Help Support The Homebrew Forum UK by donating:

  1. Jul 24, 2018 #1

    Braindead

    Braindead

    Braindead

    Landlord.

    Joined:
    Jul 18, 2016
    Messages:
    675
    Likes Received:
    170
    Location:
    NULL
    Question for you guys.
    I carbed my imperial stout bottles last week using the Safale F2 bottling yeast. I may have added a touch too much sugar. Heres my question, the bottles are actually carbed to perfection after less than a week. My worry is if leave them will they become overcarbed and turn into bottle bombs. So would it be wise just put them all in the fridge for 24 hrs to crash and drop the yeast out to hopefully stop it carbing more.
     
  2. Jul 24, 2018 #2

    MyQul

    MyQul

    MyQul

    Chairman of the Bored Moderator

    Joined:
    Aug 7, 2013
    Messages:
    14,509
    Likes Received:
    5,283
    Location:
    Royal Hamlet of Peckham. London.
    Did you just keep the bottles at room temp when carbing? As I have nowhere to store my bottles other than my living room my bottles normally carb up in about 3 days. In this heat their going to carb up pretty quite if stored at room temp
     
  3. Jul 24, 2018 #3

    Braindead

    Braindead

    Braindead

    Landlord.

    Joined:
    Jul 18, 2016
    Messages:
    675
    Likes Received:
    170
    Location:
    NULL
    Yeah just at room temp and in this temp.
    So would you whack in the fridge now to stop them going further
     
  4. Jul 24, 2018 #4

    MyQul

    MyQul

    MyQul

    Chairman of the Bored Moderator

    Joined:
    Aug 7, 2013
    Messages:
    14,509
    Likes Received:
    5,283
    Location:
    Royal Hamlet of Peckham. London.
    Tbh, its probably already done carbing.
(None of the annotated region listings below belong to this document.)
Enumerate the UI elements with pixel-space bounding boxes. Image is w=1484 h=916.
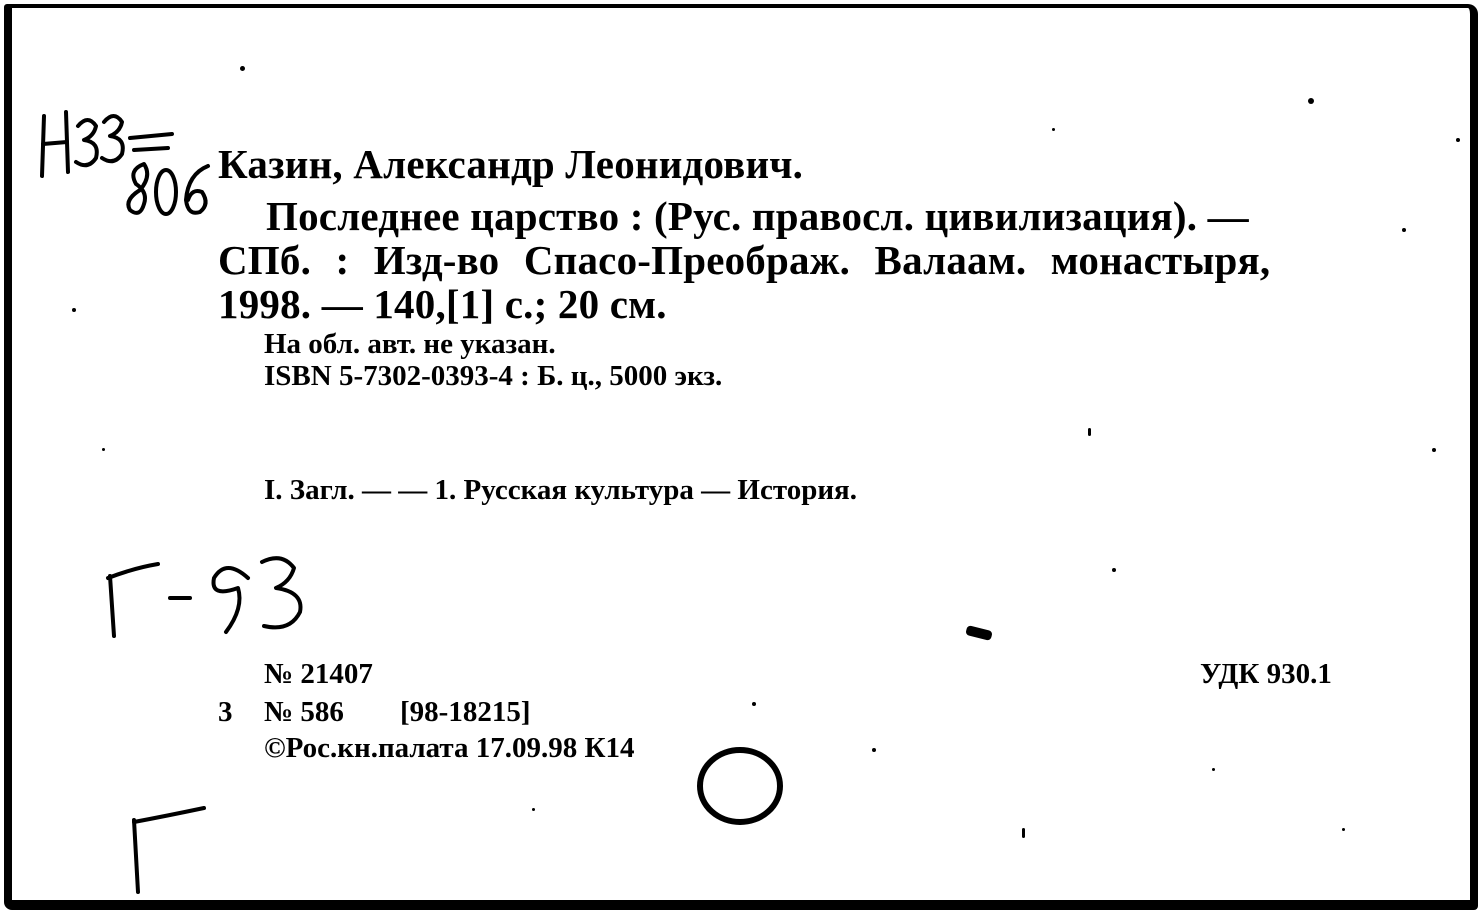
scan-speck [1052, 128, 1055, 131]
isbn-line: ISBN 5-7302-0393-4 : Б. ц., 5000 экз. [264, 360, 723, 392]
shelf-mark-handwritten [32, 104, 222, 234]
number-line-1: № 21407 [264, 658, 373, 690]
handwritten-letter-g [116, 798, 216, 898]
scan-speck [872, 748, 876, 752]
scan-speck [1342, 828, 1345, 831]
scan-speck [1402, 228, 1406, 232]
title-line-3: 1998. — 140,[1] с.; 20 см. [218, 281, 667, 327]
scan-speck [240, 66, 245, 71]
scan-speck [1308, 98, 1314, 104]
number-line-2-code: [98-18215] [400, 696, 531, 728]
book-chamber-line: ©Рос.кн.палата 17.09.98 К14 [264, 732, 635, 764]
scan-speck [72, 308, 76, 312]
scan-speck [752, 702, 756, 706]
note-line: На обл. авт. не указан. [264, 328, 556, 360]
scan-speck [1022, 828, 1025, 838]
punch-hole-circle [692, 744, 792, 834]
scan-speck [102, 448, 105, 451]
scan-speck [965, 625, 993, 641]
catalog-card [4, 4, 1478, 910]
scan-speck [1088, 428, 1091, 436]
handwritten-mark-g93 [100, 548, 330, 648]
title-line-1: Последнее царство : (Рус. правосл. цивилизация). — [266, 193, 1249, 239]
scan-speck [532, 808, 535, 811]
scan-speck [1212, 768, 1215, 771]
author-heading: Казин, Александр Леонидович. [218, 141, 804, 187]
tracings-line: I. Загл. — — 1. Русская культура — История. [264, 474, 857, 506]
scan-speck [1456, 138, 1460, 142]
number-line-2-prefix: 3 [218, 696, 233, 728]
scan-speck [1432, 448, 1436, 452]
scan-speck [1112, 568, 1116, 572]
title-line-2: СПб. : Изд-во Спасо-Преображ. Валаам. монастыря, [218, 237, 1271, 283]
udc-code: УДК 930.1 [1200, 658, 1332, 690]
number-line-2: № 586 [264, 696, 344, 728]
Once the yeast has munched through priming sugar it wont carb any more. But you can put them in the fridge just to make sure
     
    Braindead likes this.
  5. May 15, 2019 #5

    BeerCat

    BeerCat

    BeerCat

    Landlord.

    Joined:
    May 6, 2015
    Messages:
    4,322
    Likes Received:
    1,181
    Location:
    East and West Grimblestbottom under the rye
    How was the yeast? Did you use it again?
     
  6. May 15, 2019 #6

    Braindead

    Braindead

    Braindead

    Landlord.

    Joined:
    Jul 18, 2016
    Messages:
    675
    Likes Received:
    170
    Location:
    NULL
    Never used it again as I Carb with CO2 now.
    But if I ever was natural priming with sugar again in a brew that had been ageing and nothing left in suspension I'd definitely use it
    There was a few giddy gushes, I'd say it slightly over carbed so reduce the sugar
     
  7. May 15, 2019 #7

    BeerCat

    BeerCat

    BeerCat

    Landlord.

    Joined:
    May 6, 2015
    Messages:
    4,322
    Likes Received:
    1,181
    Location:
    East and West Grimblestbottom under the rye
    How did you use it? I was thinking of batch priming with rehydrated yeast stirred in. How do your beers stand up to long term bottle conditioning from the keg?
     
  8. May 15, 2019 #8

    Braindead

    Braindead

    Braindead

    Landlord.

    Joined:
    Jul 18, 2016
    Messages:
    675
    Likes Received:
    170
    Location:
    NULL
    Yeah I batch primed it.
    I've never had a bottle long enough from the keg
    All my beers from last year were sugar primed
    The odd bottles I do now from keg for comps I feel lose slight carbobation

    I have a Blichmann bottling gun but still thi k it loses a bit
     
    BeerCat likes this.
  9. May 15, 2019 #9

    Braindead

    Braindead

    Braindead

    Landlord.

    Joined:
    Jul 18, 2016
    Messages:
    675
    Likes Received:
    170
    Location:
    NULL
    I just pretty much keg everything now and hook it up to my bar

    Bloody pumps died on my chiller though
     
  10. May 15, 2019 #10

    BeerCat

    BeerCat

    BeerCat

    Landlord.

    Joined:
    May 6, 2015
    Messages:
    4,322
    Likes Received:
    1,181
    Location:
    East and West Grimblestbottom under the rye
    Thanks for the info. I don't bottle much anymore either unless from the keg but it's all drunk fast. I like to keep a fee bottles of each strong beer I make and was worried about staling if kept for years.